JIU-JITSU face à la désinformation à l'ère du Covid : utilisation de l'apprentissage basé sur la réfutation pour améliorer l'adoption des vaccins et les connaissances des professionnels de la santé et du public

Problématique : 

L'hésitation vaccinale est identifiée comme l'une des dix principales menaces pour la santé mondiale par l'Organisation mondiale de la santé (OMS), qui l'attribue en partie à la désinformation sur les vaccins. La course scientifique à la découverte d'un vaccin contre la COVID-19 s'est accompagnée d'une intensification de la désinformation. Or, dès le mois de mars 2020, les études réalisées dans le cadre du projet Coconel, mené en collaboration avec l’ORS Provence-Alpes-Côte d’Azur, ont montré que 25 % du public français n'accepterait pas un tel futur vaccin, un taux qui s’est accru jusqu’à la fin de l’année 2020, puis a amorcé une légère décrue avec la campagne de vaccination.
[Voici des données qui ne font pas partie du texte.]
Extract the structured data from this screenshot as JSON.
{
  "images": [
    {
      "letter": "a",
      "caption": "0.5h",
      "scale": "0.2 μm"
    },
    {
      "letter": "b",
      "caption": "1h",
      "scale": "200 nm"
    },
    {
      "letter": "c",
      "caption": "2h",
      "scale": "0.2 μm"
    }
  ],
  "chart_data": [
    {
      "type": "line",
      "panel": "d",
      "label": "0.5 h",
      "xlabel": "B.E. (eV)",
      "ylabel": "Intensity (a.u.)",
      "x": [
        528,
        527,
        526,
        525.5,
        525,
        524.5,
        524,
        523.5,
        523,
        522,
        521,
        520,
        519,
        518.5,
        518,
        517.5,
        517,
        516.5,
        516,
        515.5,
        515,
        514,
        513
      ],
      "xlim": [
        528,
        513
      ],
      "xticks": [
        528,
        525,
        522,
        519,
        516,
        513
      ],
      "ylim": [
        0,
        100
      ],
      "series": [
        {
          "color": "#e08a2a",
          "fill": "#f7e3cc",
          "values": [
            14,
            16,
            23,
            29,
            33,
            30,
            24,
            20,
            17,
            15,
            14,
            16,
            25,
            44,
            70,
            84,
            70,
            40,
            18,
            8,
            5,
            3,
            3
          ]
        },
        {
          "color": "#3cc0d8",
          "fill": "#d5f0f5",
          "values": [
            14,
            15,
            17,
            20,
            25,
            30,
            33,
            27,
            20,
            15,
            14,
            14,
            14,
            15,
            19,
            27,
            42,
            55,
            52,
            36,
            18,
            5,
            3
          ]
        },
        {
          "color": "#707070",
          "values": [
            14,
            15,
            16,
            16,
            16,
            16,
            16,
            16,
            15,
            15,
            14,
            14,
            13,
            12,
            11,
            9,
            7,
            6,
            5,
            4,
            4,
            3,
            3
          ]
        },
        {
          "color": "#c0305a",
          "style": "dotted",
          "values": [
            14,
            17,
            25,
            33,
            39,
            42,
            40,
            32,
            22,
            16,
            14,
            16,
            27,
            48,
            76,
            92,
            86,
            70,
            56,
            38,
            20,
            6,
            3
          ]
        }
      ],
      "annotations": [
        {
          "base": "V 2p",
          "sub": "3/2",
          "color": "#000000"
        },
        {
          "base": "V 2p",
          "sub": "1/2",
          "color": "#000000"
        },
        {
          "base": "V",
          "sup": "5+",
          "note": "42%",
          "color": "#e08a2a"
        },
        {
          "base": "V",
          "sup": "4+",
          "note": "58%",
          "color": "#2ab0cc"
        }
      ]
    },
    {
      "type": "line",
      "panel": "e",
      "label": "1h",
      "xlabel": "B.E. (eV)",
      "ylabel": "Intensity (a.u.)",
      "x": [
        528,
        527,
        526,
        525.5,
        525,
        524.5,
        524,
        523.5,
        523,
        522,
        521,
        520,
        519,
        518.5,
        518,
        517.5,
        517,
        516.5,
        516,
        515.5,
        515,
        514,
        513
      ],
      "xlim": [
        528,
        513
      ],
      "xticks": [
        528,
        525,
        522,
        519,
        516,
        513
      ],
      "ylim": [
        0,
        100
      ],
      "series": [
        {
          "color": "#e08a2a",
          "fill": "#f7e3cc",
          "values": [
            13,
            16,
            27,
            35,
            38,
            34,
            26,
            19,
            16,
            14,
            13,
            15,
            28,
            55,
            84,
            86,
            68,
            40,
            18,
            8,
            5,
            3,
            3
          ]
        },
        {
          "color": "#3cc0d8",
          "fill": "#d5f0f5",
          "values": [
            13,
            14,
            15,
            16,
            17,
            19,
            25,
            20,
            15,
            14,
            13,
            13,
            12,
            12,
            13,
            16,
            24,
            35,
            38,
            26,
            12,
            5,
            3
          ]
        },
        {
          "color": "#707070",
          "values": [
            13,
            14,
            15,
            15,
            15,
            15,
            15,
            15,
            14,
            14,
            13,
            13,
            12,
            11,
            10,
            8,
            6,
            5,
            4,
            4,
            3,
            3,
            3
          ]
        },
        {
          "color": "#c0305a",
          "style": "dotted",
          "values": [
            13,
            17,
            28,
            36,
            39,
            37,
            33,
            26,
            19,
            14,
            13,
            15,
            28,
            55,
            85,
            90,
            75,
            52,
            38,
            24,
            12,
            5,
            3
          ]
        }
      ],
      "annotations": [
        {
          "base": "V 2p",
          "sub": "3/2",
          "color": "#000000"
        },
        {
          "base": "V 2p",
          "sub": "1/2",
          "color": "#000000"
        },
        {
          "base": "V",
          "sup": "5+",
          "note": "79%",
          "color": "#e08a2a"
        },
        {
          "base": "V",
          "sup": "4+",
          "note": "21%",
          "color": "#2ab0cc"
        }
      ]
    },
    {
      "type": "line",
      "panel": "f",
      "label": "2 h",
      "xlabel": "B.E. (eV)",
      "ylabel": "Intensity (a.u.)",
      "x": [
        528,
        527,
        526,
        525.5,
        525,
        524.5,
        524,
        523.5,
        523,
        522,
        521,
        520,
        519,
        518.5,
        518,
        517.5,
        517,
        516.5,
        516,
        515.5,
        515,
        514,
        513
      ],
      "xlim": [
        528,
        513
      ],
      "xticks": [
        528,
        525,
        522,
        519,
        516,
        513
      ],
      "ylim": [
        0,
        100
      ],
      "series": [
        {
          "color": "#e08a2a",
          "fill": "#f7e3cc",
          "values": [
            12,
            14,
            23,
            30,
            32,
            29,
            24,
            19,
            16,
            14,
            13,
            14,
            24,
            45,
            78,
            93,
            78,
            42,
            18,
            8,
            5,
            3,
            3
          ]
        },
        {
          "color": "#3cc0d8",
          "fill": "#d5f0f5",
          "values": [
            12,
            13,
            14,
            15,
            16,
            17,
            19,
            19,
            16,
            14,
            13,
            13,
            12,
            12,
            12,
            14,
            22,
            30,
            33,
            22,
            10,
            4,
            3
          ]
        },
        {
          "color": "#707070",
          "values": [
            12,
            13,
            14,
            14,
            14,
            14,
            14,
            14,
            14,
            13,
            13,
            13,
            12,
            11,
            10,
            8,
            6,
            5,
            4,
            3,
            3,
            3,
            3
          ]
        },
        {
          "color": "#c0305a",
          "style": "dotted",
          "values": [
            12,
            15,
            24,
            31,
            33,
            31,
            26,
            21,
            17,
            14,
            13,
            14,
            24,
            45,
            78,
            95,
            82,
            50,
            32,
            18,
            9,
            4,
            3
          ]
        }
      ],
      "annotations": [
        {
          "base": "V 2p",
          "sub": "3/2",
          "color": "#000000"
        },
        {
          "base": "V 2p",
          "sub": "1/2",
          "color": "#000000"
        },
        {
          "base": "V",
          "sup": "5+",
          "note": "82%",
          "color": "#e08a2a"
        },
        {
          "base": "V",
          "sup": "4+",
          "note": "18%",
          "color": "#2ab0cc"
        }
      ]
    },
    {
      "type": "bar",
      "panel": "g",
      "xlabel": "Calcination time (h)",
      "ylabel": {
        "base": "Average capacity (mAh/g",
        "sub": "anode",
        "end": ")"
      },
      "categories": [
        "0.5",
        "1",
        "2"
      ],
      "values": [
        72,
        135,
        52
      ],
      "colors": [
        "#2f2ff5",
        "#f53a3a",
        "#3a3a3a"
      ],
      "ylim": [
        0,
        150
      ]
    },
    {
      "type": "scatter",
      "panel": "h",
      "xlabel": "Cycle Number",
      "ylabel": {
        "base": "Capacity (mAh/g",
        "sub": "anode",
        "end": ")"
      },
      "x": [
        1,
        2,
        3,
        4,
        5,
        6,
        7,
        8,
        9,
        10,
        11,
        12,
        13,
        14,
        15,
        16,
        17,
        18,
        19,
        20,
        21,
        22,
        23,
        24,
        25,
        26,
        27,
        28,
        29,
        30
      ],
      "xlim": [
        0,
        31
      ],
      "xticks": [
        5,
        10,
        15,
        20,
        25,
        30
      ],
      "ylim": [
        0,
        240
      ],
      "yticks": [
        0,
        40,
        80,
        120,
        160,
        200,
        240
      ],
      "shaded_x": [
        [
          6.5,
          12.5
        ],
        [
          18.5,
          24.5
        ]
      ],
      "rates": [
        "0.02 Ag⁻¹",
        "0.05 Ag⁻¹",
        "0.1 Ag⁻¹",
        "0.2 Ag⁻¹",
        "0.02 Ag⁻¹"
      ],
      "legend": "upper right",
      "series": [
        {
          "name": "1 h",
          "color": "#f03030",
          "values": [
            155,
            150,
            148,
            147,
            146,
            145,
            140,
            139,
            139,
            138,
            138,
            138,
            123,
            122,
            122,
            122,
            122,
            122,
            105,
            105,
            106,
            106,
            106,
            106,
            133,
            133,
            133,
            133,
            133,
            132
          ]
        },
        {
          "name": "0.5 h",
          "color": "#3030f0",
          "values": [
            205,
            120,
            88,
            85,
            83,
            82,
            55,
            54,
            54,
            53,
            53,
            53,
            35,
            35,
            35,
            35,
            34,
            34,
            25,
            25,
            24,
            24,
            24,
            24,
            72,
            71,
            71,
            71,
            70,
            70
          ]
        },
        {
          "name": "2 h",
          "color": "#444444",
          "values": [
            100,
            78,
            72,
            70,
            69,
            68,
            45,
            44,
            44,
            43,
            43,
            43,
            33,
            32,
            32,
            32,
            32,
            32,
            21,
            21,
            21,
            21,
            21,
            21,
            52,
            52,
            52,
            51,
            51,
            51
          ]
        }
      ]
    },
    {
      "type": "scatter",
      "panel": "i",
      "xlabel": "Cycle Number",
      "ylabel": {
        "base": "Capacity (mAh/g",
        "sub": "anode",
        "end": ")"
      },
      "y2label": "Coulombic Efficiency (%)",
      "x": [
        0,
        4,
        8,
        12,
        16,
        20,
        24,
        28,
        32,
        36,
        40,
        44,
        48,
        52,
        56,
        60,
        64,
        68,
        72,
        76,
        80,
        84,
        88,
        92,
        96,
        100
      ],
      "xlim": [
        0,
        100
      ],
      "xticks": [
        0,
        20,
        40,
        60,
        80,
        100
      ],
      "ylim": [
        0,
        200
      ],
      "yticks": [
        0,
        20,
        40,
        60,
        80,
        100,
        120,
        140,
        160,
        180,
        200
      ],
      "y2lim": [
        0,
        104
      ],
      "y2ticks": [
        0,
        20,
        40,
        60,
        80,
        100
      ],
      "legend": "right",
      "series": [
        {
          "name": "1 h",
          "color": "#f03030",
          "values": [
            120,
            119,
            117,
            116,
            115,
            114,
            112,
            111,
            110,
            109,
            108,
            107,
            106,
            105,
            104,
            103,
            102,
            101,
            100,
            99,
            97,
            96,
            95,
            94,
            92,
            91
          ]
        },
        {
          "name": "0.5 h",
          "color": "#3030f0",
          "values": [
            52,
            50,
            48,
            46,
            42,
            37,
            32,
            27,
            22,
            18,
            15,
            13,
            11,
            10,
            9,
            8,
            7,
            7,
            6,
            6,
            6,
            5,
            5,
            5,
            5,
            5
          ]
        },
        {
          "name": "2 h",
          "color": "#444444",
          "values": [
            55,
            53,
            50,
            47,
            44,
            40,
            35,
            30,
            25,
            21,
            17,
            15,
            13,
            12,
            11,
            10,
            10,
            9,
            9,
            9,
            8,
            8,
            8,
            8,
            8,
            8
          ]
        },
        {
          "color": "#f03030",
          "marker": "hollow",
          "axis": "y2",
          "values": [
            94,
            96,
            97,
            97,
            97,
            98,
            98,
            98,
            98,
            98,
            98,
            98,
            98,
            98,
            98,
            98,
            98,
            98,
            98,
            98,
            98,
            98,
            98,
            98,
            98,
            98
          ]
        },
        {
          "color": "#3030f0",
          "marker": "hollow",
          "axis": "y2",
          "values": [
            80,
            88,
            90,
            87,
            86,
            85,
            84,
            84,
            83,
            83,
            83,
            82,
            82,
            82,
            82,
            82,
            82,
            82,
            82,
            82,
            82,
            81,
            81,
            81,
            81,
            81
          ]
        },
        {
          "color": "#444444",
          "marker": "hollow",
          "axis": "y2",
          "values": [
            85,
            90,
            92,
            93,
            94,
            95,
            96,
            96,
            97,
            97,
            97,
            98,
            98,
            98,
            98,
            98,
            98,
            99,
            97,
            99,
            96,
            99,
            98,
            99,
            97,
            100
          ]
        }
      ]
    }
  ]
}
Au Royaume-Uni, l'hésitation à se faire vacciner contre la COVID-19 s’est avérée liée aux croyances conspirationnistes relatives à la pandémie.
L'OMS a également identifié les professionnels de la santé comme les conseillers les plus fiables et ceux qui influencent le plus les décisions de leurs patients en matière de vaccination. Bien que la plupart de ces professionnels soient parfaitement conscients de la nécessité d'un vaccin contre le COVID-19, un nombre croissant d’études dans le monde, et plus particulièrement en France, a montré l’existence d’une hésitation vis-à-vis de ces vaccins (par exemple, chez 25 % des médecins généralistes de ville en octobre-novembre 2020 mais aussi parmi le personnel hospitalier).

Objectifs : 

Le projet européen JITSUVAX s'appuie sur une catégorie d'interventions décrites comme la persuasion "jiu jitsu". Le jiu jitsu est un art martial qui utilise la force de l'adversaire, plutôt que de tenter de le prendre de front. De même, JITSUVAX cherche à transformer le pouvoir délétère de la désinformation en un atout potentiel en mettant en œuvre deux idées clés : 1/ en expliquant comment la désinformation fonctionne au cours d'un processus connu sous le nom "d'apprentissage par la réfutation" ; 2/ en formant les professionnels de la santé à la pratique d’un entretien visant à réfuter les arguments critiques de la vaccination, afin de permettre à ceux-ci de communiquer plus efficacement avec les patients, et de neutraliser la désinformation lorsqu'ils y sont confrontés au cours des interactions avec les patients.

Méthodologie : 

Dans le cadre de ce projet, le rôle de l’ORS a été de coordonner la validation internationale d’un instrument de mesure de l’hésitation vaccinale parmi les professionnels de santé, le questionnaire Pro VC Be. Cette validation s’est appuyée sur une première version d’un instrument développé en français par l’ORS, en collaboration avec les universités de Sherbrooke et Laval (Canada), et testée au cours de l'année 2020 auprès de 2 700 professionnels de santé, en France, Belgique et au Québec. Il est également d’évaluer l’impact, auprès des patients d’une formation d’internes en médecine générale, à l’entretien réfutationnel par la passation, avant puis après la consultation, d’un questionnaire comportant un outil validé de mesure de la confiance vaccinale.

État d'avancement : 

Le projet a démarré le 1er avril 2021. La version française du Pro-VC-Be a été validée et un article publié dans la revue Expert Reviews of vaccines en avril 2022. Une version courte (10 items) a été préparée et validée au premier trimestre 2022 et un article publié dans la même revue. La version internationale a été finalisée à partir de la version française et utilisée dans le cadre d’une enquête internationale entre mars et mai 2022 dans quatre pays participant au projet (Allemagne, Finlande, Portugal et France). Les analyses de la validation indiquent une très bonne validité de contenu et validité prédictive de l’instrument, sur l’ensemble des pays participants. Trois articles ont été publiés pour valoriser les résultats de l’enquête internationale.
En 2023, une formation à l’entretien réfutationnel empathique a été préparée par l’université de Bristol. Quatre enseignants du département universitaire de médecine générale de Marseille en ont bénéficié en février 2023, et ont à leur tour formé 30 internes en médecine générale en avril 2023 pour les préparer à répondre aux différentes critiques de la vaccination de leurs futurs patients. L’impact de cette formation a été testé auprès de patients recrutés par ces internes durant leur stage chez le praticien (entre mai et octobre 2023). Les analyses sont en cours.